We produced a graphene oxide with good conductivity by a novel method that saves cost and time as illustrated in the structure Au/GO/TiO₂/Si/Al. The GO was synthesized by burning polyvinyl alcohol at 300 °C on the TiO₂/n-Si surface producing a conductive graphene oxide that is considered a new advantage of this technique. The Au/GO/TiO₂/n-Si/Al structure is manufactured using the spin coating process. The XRD and SEM identified the samples’ structure and surface topography. In a frequency range from 10 kHz to 20 MHz, the electrical and dielectric parameters of the synthetic Schottky diodes were obtained from capacitance/conductance-voltage. The diagram of real and imaginary parts of the impedance (Z′, Z″), col-col, and their variation with temperatures, voltage, and frequency were also discussed. A comparison of electrical parameters such as ideality factor (n), series resistance (R_s), barrier height (Φ_b) based on traditional, Cheung, and Norde methods was investigated.
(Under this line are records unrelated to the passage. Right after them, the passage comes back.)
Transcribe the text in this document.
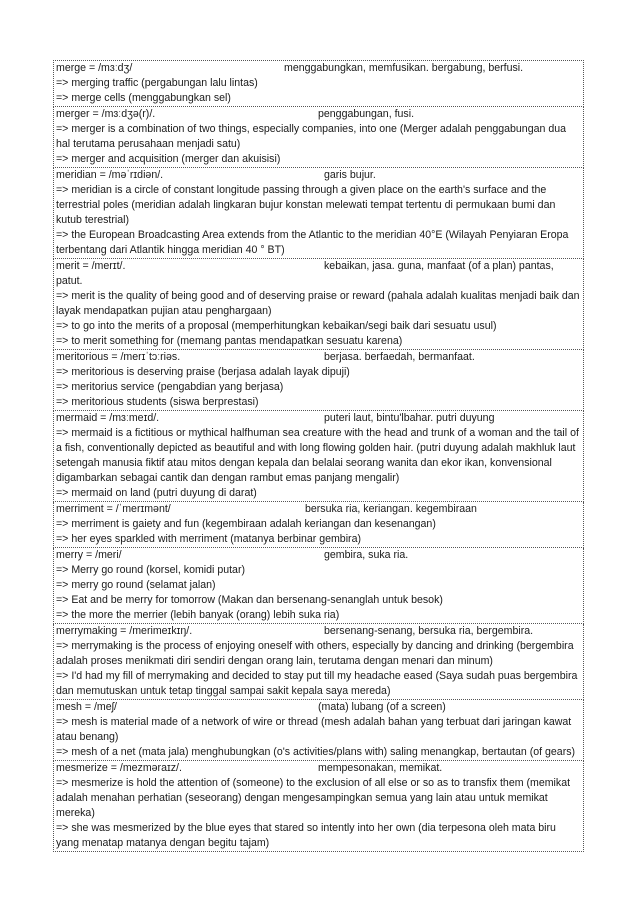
merge = /mɜːdʒ/	menggabungkan, memfusikan. bergabung, berfusi.
=> merging traffic (pergabungan lalu lintas)
=> merge cells (menggabungkan sel)
merger = /mɜːdʒə(r)/.	penggabungan, fusi.
=> merger is a combination of two things, especially companies, into one (Merger adalah penggabungan dua hal terutama perusahaan menjadi satu)
=> merger and acquisition (merger dan akuisisi)
meridian = /məˈrɪdiən/.	garis bujur.
=> meridian is a circle of constant longitude passing through a given place on the earth's surface and the terrestrial poles (meridian adalah lingkaran bujur konstan melewati tempat tertentu di permukaan bumi dan kutub terestrial)
=> the European Broadcasting Area extends from the Atlantic to the meridian 40°E (Wilayah Penyiaran Eropa terbentang dari Atlantik hingga meridian 40 ° BT)
merit = /merɪt/.	kebaikan, jasa. guna, manfaat (of a plan) pantas,
patut.
=> merit is the quality of being good and of deserving praise or reward (pahala adalah kualitas menjadi baik dan layak mendapatkan pujian atau penghargaan)
=> to go into the merits of a proposal (memperhitungkan kebaikan/segi baik dari sesuatu usul)
=> to merit something for (memang pantas mendapatkan sesuatu karena)
meritorious = /merɪˈtɔːriəs.	berjasa. berfaedah, bermanfaat.
=> meritorious is deserving praise (berjasa adalah layak dipuji)
=> meritorius service (pengabdian yang berjasa)
=> meritorious students (siswa berprestasi)
mermaid = /mɜːmeɪd/.	puteri laut, bintu'lbahar. putri duyung
=> mermaid is a fictitious or mythical halfhuman sea creature with the head and trunk of a woman and the tail of a fish, conventionally depicted as beautiful and with long flowing golden hair. (putri duyung adalah makhluk laut setengah manusia fiktif atau mitos dengan kepala dan belalai seorang wanita dan ekor ikan, konvensional digambarkan sebagai cantik dan dengan rambut emas panjang mengalir)
=> mermaid on land (putri duyung di darat)
merriment = /ˈmerɪmənt/	bersuka ria, keriangan. kegembiraan
=> merriment is gaiety and fun (kegembiraan adalah keriangan dan kesenangan)
=> her eyes sparkled with merriment (matanya berbinar gembira)
merry = /meri/	gembira, suka ria.
=> Merry go round (korsel, komidi putar)
=> merry go round (selamat jalan)
=> Eat and be merry for tomorrow (Makan dan bersenang-senanglah untuk besok)
=> the more the merrier (lebih banyak (orang) lebih suka ria)
merrymaking = /merimeɪkɪŋ/.	bersenang-senang, bersuka ria, bergembira.
=> merrymaking is the process of enjoying oneself with others, especially by dancing and drinking (bergembira adalah proses menikmati diri sendiri dengan orang lain, terutama dengan menari dan minum)
=> I'd had my fill of merrymaking and decided to stay put till my headache eased (Saya sudah puas bergembira dan memutuskan untuk tetap tinggal sampai sakit kepala saya mereda)
mesh = /meʃ/	(mata) lubang (of a screen)
=> mesh is material made of a network of wire or thread (mesh adalah bahan yang terbuat dari jaringan kawat atau benang)
=> mesh of a net (mata jala) menghubungkan (o's activities/plans with) saling menangkap, bertautan (of gears)
mesmerize = /mezməraɪz/.	mempesonakan, memikat.
=> mesmerize is hold the attention of (someone) to the exclusion of all else or so as to transfix them (memikat adalah menahan perhatian (seseorang) dengan mengesampingkan semua yang lain atau untuk memikat mereka)
=> she was mesmerized by the blue eyes that stared so intently into her own (dia terpesona oleh mata biru yang menatap matanya dengan begitu tajam)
The oxide layer thickness values (d_ox), the density distribution (N_ss), the maximum admittance (Y_m), the maximum electric field (E_m), the depletion layer width (W_d), and ΔΦ_b (eV) were investigated using the C² − V relationship. As the frequency increases, the Φ_b(C−V) increases, while the concentration of donor atoms (N_D) decreases. The surface states (N_ss) voltage-dependent profile was calculated and evaluated.